Don Willingham, interim superintendent of Dallas County Schools, said the Arctic blast that closed the district’s schools on Monday and Tuesday was a big concern because of the icy conditions that could greet buses traveling along so many roads throughout Dallas County.
“Every system has their own issues to deal with during this kind of weather, and ours is the buses,” Willingham said. “We thought about doing a delayed start to the day, like Chilton County did. But, to us, the temperature at 2 p.m. wouldn’t have been any better that it was at 8 a.m. We rely on our buses, and our biggest fear was some of the low spots on those roads icing over.”
Willingham said the decision to close the schools on Monday was announced on Sunday to allow parents, teachers and bus drivers to make arrangements for their day, rather that to wait until the 5 a.m. deadline on Monday.
“We try to let people know early, if we can, so they can make arrangements,” Willingham said. “All of the school systems in the Black Belt, we were talking to see what the consensus was. You don’t want to be the only district opened, but you also don’t want to have the knee-jerk reaction and close early.”
Gerald Shirley, Superintendent with Selma City Schools, has worked in the school system for decades and said the closing of all the Selma City Schools on Monday and Tuesday is extremely rare.

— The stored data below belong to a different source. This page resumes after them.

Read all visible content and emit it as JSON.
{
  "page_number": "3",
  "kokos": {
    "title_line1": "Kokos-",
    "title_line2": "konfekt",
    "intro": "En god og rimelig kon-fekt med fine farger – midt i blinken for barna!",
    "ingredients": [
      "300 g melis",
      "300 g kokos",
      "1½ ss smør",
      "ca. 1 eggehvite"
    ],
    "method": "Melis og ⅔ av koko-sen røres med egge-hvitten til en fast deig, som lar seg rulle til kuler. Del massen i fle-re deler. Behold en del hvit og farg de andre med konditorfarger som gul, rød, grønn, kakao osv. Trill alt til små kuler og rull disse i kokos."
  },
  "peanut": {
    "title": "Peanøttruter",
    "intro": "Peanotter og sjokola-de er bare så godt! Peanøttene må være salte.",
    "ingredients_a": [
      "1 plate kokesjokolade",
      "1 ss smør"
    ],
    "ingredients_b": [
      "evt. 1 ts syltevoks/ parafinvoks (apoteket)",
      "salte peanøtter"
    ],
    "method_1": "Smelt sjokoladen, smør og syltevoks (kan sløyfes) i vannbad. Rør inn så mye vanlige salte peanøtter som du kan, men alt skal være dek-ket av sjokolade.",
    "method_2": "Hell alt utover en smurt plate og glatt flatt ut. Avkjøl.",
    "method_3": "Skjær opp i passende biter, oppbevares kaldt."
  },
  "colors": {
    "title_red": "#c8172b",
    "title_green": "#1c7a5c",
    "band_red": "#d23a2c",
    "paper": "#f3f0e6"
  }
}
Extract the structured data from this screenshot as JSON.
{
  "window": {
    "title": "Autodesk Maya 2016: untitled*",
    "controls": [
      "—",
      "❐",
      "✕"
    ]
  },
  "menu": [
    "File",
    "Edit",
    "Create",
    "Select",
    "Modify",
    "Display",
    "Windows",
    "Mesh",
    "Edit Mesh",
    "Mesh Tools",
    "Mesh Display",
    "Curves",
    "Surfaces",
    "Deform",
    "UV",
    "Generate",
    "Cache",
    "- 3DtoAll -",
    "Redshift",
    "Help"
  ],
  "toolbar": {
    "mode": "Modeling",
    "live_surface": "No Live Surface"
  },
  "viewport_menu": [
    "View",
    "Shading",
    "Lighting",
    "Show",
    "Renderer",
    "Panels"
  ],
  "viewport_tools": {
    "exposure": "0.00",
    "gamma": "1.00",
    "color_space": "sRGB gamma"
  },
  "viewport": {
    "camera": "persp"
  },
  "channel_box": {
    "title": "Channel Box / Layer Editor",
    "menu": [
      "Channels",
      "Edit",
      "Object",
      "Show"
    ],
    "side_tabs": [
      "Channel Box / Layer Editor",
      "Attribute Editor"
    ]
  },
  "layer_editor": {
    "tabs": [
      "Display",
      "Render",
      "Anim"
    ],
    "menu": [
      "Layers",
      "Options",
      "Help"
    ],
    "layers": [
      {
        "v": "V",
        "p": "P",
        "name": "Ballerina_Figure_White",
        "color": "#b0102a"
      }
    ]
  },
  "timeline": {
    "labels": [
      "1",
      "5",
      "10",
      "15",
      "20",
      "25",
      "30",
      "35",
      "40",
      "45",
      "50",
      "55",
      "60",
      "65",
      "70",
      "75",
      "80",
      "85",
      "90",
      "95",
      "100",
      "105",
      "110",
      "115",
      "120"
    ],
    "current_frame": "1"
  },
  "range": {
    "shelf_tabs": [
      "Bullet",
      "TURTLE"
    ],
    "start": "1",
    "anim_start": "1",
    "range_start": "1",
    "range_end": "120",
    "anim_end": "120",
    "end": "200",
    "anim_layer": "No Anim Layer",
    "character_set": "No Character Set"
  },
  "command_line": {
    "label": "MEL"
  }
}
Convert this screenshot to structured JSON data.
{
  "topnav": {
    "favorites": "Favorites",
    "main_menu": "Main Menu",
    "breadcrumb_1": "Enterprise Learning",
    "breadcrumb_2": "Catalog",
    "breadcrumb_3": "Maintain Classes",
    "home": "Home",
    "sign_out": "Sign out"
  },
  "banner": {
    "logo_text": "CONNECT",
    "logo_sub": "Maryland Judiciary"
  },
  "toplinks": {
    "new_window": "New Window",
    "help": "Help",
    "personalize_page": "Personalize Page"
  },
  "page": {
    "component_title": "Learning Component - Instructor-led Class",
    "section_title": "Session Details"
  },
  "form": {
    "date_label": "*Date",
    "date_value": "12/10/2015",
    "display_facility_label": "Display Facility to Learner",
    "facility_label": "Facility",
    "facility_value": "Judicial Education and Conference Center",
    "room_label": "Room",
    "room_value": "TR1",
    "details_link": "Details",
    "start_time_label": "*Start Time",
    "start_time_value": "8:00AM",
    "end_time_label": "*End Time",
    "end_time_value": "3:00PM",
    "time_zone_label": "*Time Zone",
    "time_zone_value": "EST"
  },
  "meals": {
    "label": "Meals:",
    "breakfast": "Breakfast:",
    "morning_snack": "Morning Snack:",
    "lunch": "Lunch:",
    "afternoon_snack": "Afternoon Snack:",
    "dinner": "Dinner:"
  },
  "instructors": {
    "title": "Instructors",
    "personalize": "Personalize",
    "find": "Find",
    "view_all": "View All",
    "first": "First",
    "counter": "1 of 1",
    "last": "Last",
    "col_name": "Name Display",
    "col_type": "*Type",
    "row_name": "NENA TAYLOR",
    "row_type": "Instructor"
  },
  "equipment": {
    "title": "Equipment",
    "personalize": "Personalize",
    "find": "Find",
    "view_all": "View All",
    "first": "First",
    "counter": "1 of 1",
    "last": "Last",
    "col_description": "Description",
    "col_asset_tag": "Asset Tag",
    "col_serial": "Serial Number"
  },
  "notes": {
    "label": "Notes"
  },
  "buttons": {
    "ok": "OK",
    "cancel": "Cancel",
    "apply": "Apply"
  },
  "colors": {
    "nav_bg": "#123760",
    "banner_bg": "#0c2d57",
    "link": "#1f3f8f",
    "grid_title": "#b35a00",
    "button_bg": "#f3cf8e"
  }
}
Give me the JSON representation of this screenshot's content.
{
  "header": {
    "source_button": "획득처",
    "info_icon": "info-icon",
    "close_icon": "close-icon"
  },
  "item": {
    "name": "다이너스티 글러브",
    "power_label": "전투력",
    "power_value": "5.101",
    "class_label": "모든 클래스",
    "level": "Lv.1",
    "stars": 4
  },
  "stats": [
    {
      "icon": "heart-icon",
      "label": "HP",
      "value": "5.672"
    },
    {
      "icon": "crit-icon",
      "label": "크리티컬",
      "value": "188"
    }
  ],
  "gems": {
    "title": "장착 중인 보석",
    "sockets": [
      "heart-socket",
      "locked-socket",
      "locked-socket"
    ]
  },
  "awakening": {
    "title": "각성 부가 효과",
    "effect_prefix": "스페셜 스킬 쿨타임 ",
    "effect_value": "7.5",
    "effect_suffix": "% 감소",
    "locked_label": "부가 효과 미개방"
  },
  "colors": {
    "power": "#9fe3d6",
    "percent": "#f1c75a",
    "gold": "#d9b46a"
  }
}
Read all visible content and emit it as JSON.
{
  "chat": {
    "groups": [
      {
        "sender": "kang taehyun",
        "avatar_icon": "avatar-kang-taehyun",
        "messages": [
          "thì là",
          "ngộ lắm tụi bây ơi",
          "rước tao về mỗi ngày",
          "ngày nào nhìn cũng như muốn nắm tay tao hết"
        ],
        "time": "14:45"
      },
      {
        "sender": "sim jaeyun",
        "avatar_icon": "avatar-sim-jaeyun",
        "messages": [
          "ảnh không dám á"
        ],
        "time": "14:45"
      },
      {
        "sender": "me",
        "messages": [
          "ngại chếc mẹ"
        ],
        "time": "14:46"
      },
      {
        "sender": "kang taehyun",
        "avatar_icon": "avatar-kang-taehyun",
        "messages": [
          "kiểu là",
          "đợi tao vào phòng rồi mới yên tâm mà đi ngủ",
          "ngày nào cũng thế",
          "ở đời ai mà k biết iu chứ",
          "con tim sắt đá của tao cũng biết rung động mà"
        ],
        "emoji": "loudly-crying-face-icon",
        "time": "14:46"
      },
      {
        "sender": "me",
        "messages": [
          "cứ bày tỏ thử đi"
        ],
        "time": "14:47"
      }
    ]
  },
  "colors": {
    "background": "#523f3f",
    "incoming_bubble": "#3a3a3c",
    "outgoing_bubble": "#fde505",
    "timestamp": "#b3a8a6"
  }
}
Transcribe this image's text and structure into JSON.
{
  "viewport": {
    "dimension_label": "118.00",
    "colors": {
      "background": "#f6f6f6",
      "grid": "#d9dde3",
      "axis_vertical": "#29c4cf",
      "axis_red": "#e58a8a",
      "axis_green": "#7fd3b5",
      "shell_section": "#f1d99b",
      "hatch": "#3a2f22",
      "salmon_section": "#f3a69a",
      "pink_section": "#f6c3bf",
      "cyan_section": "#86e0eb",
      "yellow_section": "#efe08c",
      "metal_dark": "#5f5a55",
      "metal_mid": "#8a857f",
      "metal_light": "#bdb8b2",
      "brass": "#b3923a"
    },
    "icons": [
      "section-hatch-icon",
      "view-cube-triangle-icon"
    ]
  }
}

“I’ve been here 37 years, and this is the first time I can remember us closing because of the severity of just the cold,” Shirley said. “But, regardless, we will be open bright and early Wednesday.”
Aaron Gleason, meteorologist with the National Weather Service’s office in Calera, said the below-freezing temperatures will hover over the Black Belt for a little while longer before moving on.
“The next time we are going to be above freezing is actually going to be Wednesday afternoon,” Gleason said. “The good news is, there is no chance of snow or ice or anything between now and then, that would have passed through the region Sunday night into Monday morning.”
Gleason said the frigid temperatures experienced in Selma and Montgomery this week are the coldest since 2011, but other portions of the state are going even further back to rewrite their history books.
“Further north, some of these single digit temperatures we are seeing in the northern portions of the state, is the coldest air we have seen since 2003,” Gleason said. “It’s been over ten years at least.”
Willingham said he is unsure whether students in the school district will have to make up the two missed days at a later point.
“Typically, we build in two weather days into the schedule,” Willingham said. “We did not do that this year, so we will probably make up the days by extending each day or making them up at the end of the year. If the state declares this to be an emergency, it won’t be something we have to make up.”